西遊記〜一人と三匹の愉快な旅〜 その27

…「我が七星宝剣の一撃を受けるとは、なかなかの得物を持ってゆるな」

七星宝剣を、…上段に構える金角大王

「ふん、大きなお世話だよ…。お前こそ…、如意棒の由来を知らねぇのか?」

…対する孫悟空は、両手で如意棒を斜めに構えます。

両者、…にらみ合ったまま30分が過ぎました。

「ど〜して、兄貴仕かけないんだろ〜…?」

あまりの緊張感に…、ごくりとつばを飲み込む猪八戒

…「金角大王に、隙がないんだよ。もっとも、…それは金角大王にとっても同じだろ〜ケド」

沙悟浄は、にらみ合う二人から目が離せません…。

「ど〜した…、かかって来い孫悟空。…さては、怖じ気づいたか?」

孫悟空を挑発する、…金角大王

「うるせ〜な、考えてるコトはお前と同じだよ…」

孫悟空は…、口以外ピクリとも動かしません。

…そのまま、1時間が過ぎます。

「オイラ、…も〜疲れちまったよ」

精神的に疲労し、座り込む猪八戒…。

「ダメだよ兄さん…、孫兄さんの戦いはみんなの為なんだから。
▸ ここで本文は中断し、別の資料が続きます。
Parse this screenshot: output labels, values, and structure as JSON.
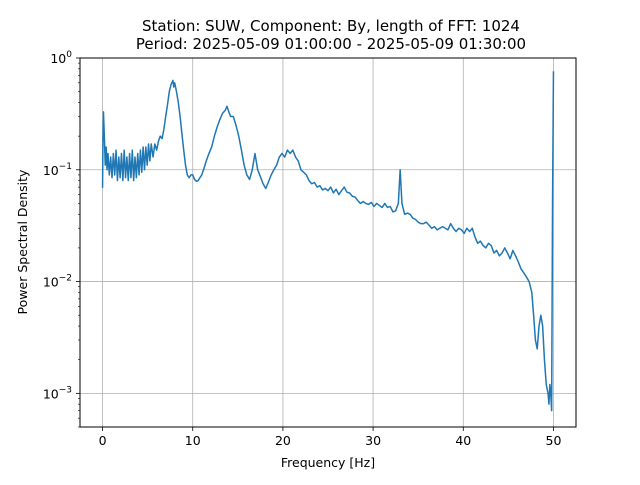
{
  "chart_data": {
    "type": "line",
    "title": "Station: SUW, Component: By, length of FFT: 1024",
    "subtitle": "Period: 2025-05-09 01:00:00 - 2025-05-09 01:30:00",
    "xlabel": "Frequency [Hz]",
    "ylabel": "Power Spectral Density",
    "xlim": [
      -2.5,
      52.5
    ],
    "ylim": [
      0.0005,
      1.0
    ],
    "yscale": "log",
    "grid": true,
    "x_ticks": [
      0,
      10,
      20,
      30,
      40,
      50
    ],
    "x_tick_labels": [
      "0",
      "10",
      "20",
      "30",
      "40",
      "50"
    ],
    "y_ticks": [
      0.001,
      0.01,
      0.1,
      1
    ],
    "y_tick_labels": [
      "10",
      "10",
      "10",
      "10"
    ],
    "y_tick_exponents": [
      "−3",
      "−2",
      "−1",
      "0"
    ],
    "series": [
      {
        "color": "#1f77b4",
        "points": [
          [
            0.0,
            0.07
          ],
          [
            0.05,
            0.2
          ],
          [
            0.1,
            0.33
          ],
          [
            0.2,
            0.2
          ],
          [
            0.3,
            0.11
          ],
          [
            0.4,
            0.16
          ],
          [
            0.5,
            0.1
          ],
          [
            0.6,
            0.14
          ],
          [
            0.75,
            0.09
          ],
          [
            0.9,
            0.13
          ],
          [
            1.05,
            0.085
          ],
          [
            1.2,
            0.14
          ],
          [
            1.35,
            0.09
          ],
          [
            1.5,
            0.15
          ],
          [
            1.65,
            0.08
          ],
          [
            1.8,
            0.13
          ],
          [
            1.95,
            0.085
          ],
          [
            2.1,
            0.14
          ],
          [
            2.25,
            0.08
          ],
          [
            2.4,
            0.15
          ],
          [
            2.55,
            0.085
          ],
          [
            2.7,
            0.13
          ],
          [
            2.85,
            0.08
          ],
          [
            3.0,
            0.14
          ],
          [
            3.15,
            0.085
          ],
          [
            3.3,
            0.15
          ],
          [
            3.45,
            0.08
          ],
          [
            3.6,
            0.13
          ],
          [
            3.75,
            0.085
          ],
          [
            3.9,
            0.14
          ],
          [
            4.05,
            0.09
          ],
          [
            4.2,
            0.15
          ],
          [
            4.35,
            0.095
          ],
          [
            4.5,
            0.16
          ],
          [
            4.65,
            0.1
          ],
          [
            4.8,
            0.16
          ],
          [
            4.95,
            0.11
          ],
          [
            5.1,
            0.17
          ],
          [
            5.25,
            0.12
          ],
          [
            5.4,
            0.17
          ],
          [
            5.6,
            0.13
          ],
          [
            5.8,
            0.17
          ],
          [
            6.0,
            0.15
          ],
          [
            6.2,
            0.18
          ],
          [
            6.4,
            0.2
          ],
          [
            6.6,
            0.19
          ],
          [
            6.8,
            0.23
          ],
          [
            7.0,
            0.3
          ],
          [
            7.2,
            0.38
          ],
          [
            7.4,
            0.5
          ],
          [
            7.6,
            0.58
          ],
          [
            7.8,
            0.63
          ],
          [
            7.9,
            0.55
          ],
          [
            8.0,
            0.6
          ],
          [
            8.2,
            0.5
          ],
          [
            8.4,
            0.4
          ],
          [
            8.6,
            0.3
          ],
          [
            8.8,
            0.21
          ],
          [
            9.0,
            0.15
          ],
          [
            9.2,
            0.11
          ],
          [
            9.4,
            0.09
          ],
          [
            9.6,
            0.085
          ],
          [
            9.8,
            0.09
          ],
          [
            10.0,
            0.09
          ],
          [
            10.2,
            0.082
          ],
          [
            10.4,
            0.079
          ],
          [
            10.6,
            0.08
          ],
          [
            10.8,
            0.085
          ],
          [
            11.0,
            0.09
          ],
          [
            11.2,
            0.1
          ],
          [
            11.5,
            0.12
          ],
          [
            11.8,
            0.14
          ],
          [
            12.1,
            0.16
          ],
          [
            12.4,
            0.2
          ],
          [
            12.7,
            0.24
          ],
          [
            13.0,
            0.28
          ],
          [
            13.3,
            0.32
          ],
          [
            13.6,
            0.34
          ],
          [
            13.8,
            0.37
          ],
          [
            14.0,
            0.33
          ],
          [
            14.2,
            0.3
          ],
          [
            14.5,
            0.3
          ],
          [
            14.8,
            0.25
          ],
          [
            15.1,
            0.2
          ],
          [
            15.4,
            0.15
          ],
          [
            15.7,
            0.11
          ],
          [
            16.0,
            0.09
          ],
          [
            16.3,
            0.082
          ],
          [
            16.6,
            0.1
          ],
          [
            16.9,
            0.14
          ],
          [
            17.2,
            0.1
          ],
          [
            17.5,
            0.087
          ],
          [
            17.8,
            0.075
          ],
          [
            18.1,
            0.068
          ],
          [
            18.4,
            0.078
          ],
          [
            18.7,
            0.09
          ],
          [
            19.0,
            0.1
          ],
          [
            19.3,
            0.11
          ],
          [
            19.6,
            0.13
          ],
          [
            19.9,
            0.14
          ],
          [
            20.2,
            0.13
          ],
          [
            20.5,
            0.15
          ],
          [
            20.8,
            0.14
          ],
          [
            21.1,
            0.15
          ],
          [
            21.4,
            0.13
          ],
          [
            21.7,
            0.12
          ],
          [
            22.0,
            0.1
          ],
          [
            22.3,
            0.095
          ],
          [
            22.6,
            0.09
          ],
          [
            22.9,
            0.08
          ],
          [
            23.2,
            0.075
          ],
          [
            23.5,
            0.077
          ],
          [
            23.8,
            0.07
          ],
          [
            24.1,
            0.072
          ],
          [
            24.4,
            0.066
          ],
          [
            24.7,
            0.068
          ],
          [
            25.0,
            0.065
          ],
          [
            25.3,
            0.07
          ],
          [
            25.6,
            0.062
          ],
          [
            25.9,
            0.067
          ],
          [
            26.2,
            0.06
          ],
          [
            26.5,
            0.065
          ],
          [
            26.8,
            0.07
          ],
          [
            27.1,
            0.063
          ],
          [
            27.4,
            0.062
          ],
          [
            27.7,
            0.058
          ],
          [
            28.0,
            0.057
          ],
          [
            28.3,
            0.053
          ],
          [
            28.6,
            0.05
          ],
          [
            28.9,
            0.052
          ],
          [
            29.2,
            0.05
          ],
          [
            29.5,
            0.049
          ],
          [
            29.8,
            0.051
          ],
          [
            30.1,
            0.047
          ],
          [
            30.4,
            0.05
          ],
          [
            30.7,
            0.048
          ],
          [
            31.0,
            0.046
          ],
          [
            31.3,
            0.05
          ],
          [
            31.6,
            0.046
          ],
          [
            31.9,
            0.047
          ],
          [
            32.2,
            0.042
          ],
          [
            32.5,
            0.043
          ],
          [
            32.8,
            0.05
          ],
          [
            33.0,
            0.1
          ],
          [
            33.2,
            0.05
          ],
          [
            33.5,
            0.04
          ],
          [
            33.8,
            0.041
          ],
          [
            34.1,
            0.04
          ],
          [
            34.4,
            0.037
          ],
          [
            34.7,
            0.036
          ],
          [
            35.0,
            0.034
          ],
          [
            35.3,
            0.033
          ],
          [
            35.6,
            0.033
          ],
          [
            35.9,
            0.034
          ],
          [
            36.2,
            0.032
          ],
          [
            36.5,
            0.03
          ],
          [
            36.8,
            0.031
          ],
          [
            37.1,
            0.029
          ],
          [
            37.4,
            0.03
          ],
          [
            37.7,
            0.031
          ],
          [
            38.0,
            0.03
          ],
          [
            38.3,
            0.029
          ],
          [
            38.6,
            0.033
          ],
          [
            38.9,
            0.03
          ],
          [
            39.2,
            0.028
          ],
          [
            39.5,
            0.03
          ],
          [
            39.8,
            0.029
          ],
          [
            40.1,
            0.027
          ],
          [
            40.4,
            0.03
          ],
          [
            40.7,
            0.028
          ],
          [
            41.0,
            0.03
          ],
          [
            41.3,
            0.025
          ],
          [
            41.6,
            0.022
          ],
          [
            41.9,
            0.023
          ],
          [
            42.2,
            0.021
          ],
          [
            42.5,
            0.02
          ],
          [
            42.8,
            0.022
          ],
          [
            43.1,
            0.021
          ],
          [
            43.4,
            0.018
          ],
          [
            43.7,
            0.019
          ],
          [
            44.0,
            0.017
          ],
          [
            44.3,
            0.018
          ],
          [
            44.6,
            0.02
          ],
          [
            44.9,
            0.018
          ],
          [
            45.2,
            0.016
          ],
          [
            45.5,
            0.019
          ],
          [
            45.8,
            0.017
          ],
          [
            46.1,
            0.015
          ],
          [
            46.4,
            0.013
          ],
          [
            46.7,
            0.012
          ],
          [
            47.0,
            0.011
          ],
          [
            47.3,
            0.01
          ],
          [
            47.6,
            0.008
          ],
          [
            47.8,
            0.005
          ],
          [
            48.0,
            0.003
          ],
          [
            48.2,
            0.0025
          ],
          [
            48.4,
            0.004
          ],
          [
            48.6,
            0.005
          ],
          [
            48.8,
            0.004
          ],
          [
            49.0,
            0.002
          ],
          [
            49.2,
            0.0012
          ],
          [
            49.4,
            0.001
          ],
          [
            49.5,
            0.0008
          ],
          [
            49.6,
            0.0012
          ],
          [
            49.7,
            0.001
          ],
          [
            49.8,
            0.0007
          ],
          [
            49.9,
            0.05
          ],
          [
            50.0,
            0.75
          ]
        ]
      }
    ]
  }
}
…キチンと、立って応援しないと」

視線は、…にらみ合う二人に注いだまま。猪八戒を、とがめる沙悟浄…。

「そりゃわかってるけれど…、オイラが立ってても座ってても勝敗は変わらんゼ?」

猪八戒も口では抵抗しますが、すぐに立ちあがりました。

「我が七星宝剣の鋭さなら、…お前の体など両断してくれよ〜」

今度は、孫悟空を動揺させにかかる金角大王…。

「ところが…、おれさまの如意棒も。…本気で打てば、お前なんか粉々だよ」

孫悟空には、…おどしは通用しません。

それから、さらに1時間が経過します…。じょじょに…、金角大王から脂汗が滴り落ちて来ました。

…「あっ、こりゃあ決まったな」

一つあくびをする、…猪八戒

「兄さんもそ〜想うかい、孫兄さんはきっと勝つだろ〜ねぇ…」

沙悟浄も…、ホッと息を吐きました。

…間もなく、金角大王は。稲妻のよ〜に踏み込み。七星宝剣を振りあげます、…しかしそこに。ちょ〜どあつらえたよ〜に、ピタリと孫悟空の如意棒が…。金角大王の…、脳天を捉えたのでした。…兜を破られ、そのままその場に倒れる金角大王

それから、…半日程経って。金角大王が意識を取り戻すと、天の義勇兵に介抱されてゆます…。

孫悟空は…、わしにとどめを刺さなかったのか?」

…介抱してゆる、天の義勇兵は答えました。

「"おれさまは妖怪退治してるワケじゃない"、…そ〜仰ってました。三蔵法師さま達と、既に旅立たれましたから…。どちらにせよ…、あなたの身柄は私達が拘束します。…罪状は、述べるまでもありませんよね?」

天の義勇兵達は、…金角大王を担架に乗せて。外へ、運び出したのです…。